Bank Hapoalim controlling shareholder Shari Arison has increased her hold on Israel's largest bank and ensured herself complete control of the decision-making process. Arison struck a deal with her American partners on Thursday night to buy 5.5 percent of the controlling shares, giving her 75 percent. The deal requires the approval of the Bank of Israel.
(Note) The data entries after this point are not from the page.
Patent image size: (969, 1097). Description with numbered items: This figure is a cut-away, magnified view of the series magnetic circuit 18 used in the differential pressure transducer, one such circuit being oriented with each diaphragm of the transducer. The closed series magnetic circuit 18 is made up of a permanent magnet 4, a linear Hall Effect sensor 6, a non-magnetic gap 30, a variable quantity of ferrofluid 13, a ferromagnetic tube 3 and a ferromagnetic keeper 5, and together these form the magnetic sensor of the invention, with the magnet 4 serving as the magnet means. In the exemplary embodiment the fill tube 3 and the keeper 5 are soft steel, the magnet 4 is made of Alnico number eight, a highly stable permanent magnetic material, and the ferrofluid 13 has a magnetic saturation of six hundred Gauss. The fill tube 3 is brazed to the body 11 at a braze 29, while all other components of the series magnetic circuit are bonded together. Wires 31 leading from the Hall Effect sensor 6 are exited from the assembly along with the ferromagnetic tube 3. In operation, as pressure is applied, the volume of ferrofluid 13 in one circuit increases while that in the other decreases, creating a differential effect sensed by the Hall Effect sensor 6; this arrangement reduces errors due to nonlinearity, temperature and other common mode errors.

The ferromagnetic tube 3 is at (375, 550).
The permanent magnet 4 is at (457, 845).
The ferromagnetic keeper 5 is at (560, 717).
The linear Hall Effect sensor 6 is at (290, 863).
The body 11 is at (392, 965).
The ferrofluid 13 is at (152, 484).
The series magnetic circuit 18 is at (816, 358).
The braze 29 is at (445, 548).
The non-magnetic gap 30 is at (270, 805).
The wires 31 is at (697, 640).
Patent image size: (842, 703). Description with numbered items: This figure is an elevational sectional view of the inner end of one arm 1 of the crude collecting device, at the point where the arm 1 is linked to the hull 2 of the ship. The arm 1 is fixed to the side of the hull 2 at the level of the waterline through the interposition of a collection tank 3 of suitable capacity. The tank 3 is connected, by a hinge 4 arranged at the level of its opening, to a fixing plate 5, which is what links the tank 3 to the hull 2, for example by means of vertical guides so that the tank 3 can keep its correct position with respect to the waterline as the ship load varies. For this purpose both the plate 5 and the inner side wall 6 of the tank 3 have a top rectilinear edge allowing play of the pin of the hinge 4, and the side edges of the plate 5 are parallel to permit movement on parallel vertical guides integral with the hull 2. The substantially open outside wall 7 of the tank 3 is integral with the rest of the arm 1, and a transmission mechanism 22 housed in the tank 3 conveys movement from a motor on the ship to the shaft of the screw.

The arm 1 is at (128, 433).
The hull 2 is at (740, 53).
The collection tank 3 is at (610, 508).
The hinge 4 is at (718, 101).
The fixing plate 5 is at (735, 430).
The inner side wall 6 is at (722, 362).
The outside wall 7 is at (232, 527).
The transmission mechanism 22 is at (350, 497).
Arison will pay $170 million in cash, or 60 percent of the consideration in the deal. The other 40 percent will be paid in the form of non-controlling shares in Bank Hapoalim. The deal was signed according to the market value of the shares at the time of closing. The 30 million floating shares the foreigners received from Arison had a market value of $140 million at the time, bringing the deal to $310 million. The U.S. partners can sell the floating shares at any time to any buyer, in stark contrast to the controlling shares they sold to Arison in exchange. Controlling shares in a bank cannot be sold without permission from the central bank, subject to a stringent examination of financial stability and an in-depth review of the buyer.

The cash value of the controlling shares was set at NIS 18.25 per share. In contrast, Nochi Dankner had offered NIS 16.27 per share a week earlier. The Arison deal values the controlling shares at 5 percent below their market value, while Dankner had offered 20 percent below market.

Financial market sources believe central bank regulators will be forced to consider whether they are willing to allow a single shareholder to make all substantial decisions at the bank.

The Bank of Israel has determined in the past that decision-making requires a 75-percent majority of the controlling shares, which ensures at least one other shareholder on board with the major shareholders' vote. The central bank may now expand this condition to require that Arison's partner agree to major decisions.

The Dankner Group, through Salt Industries, holds 3 percent of the controlling shares and 3 percent of the floating shares in the bank, although these are not currently relevant to the voting agreement.

Hapoalim chair Shlomo Nehama had held talks in recent months to buy some of the Dankner controlling shares. However, the Bank of Israel said he would have to waive his chairmanship should he make the purchase.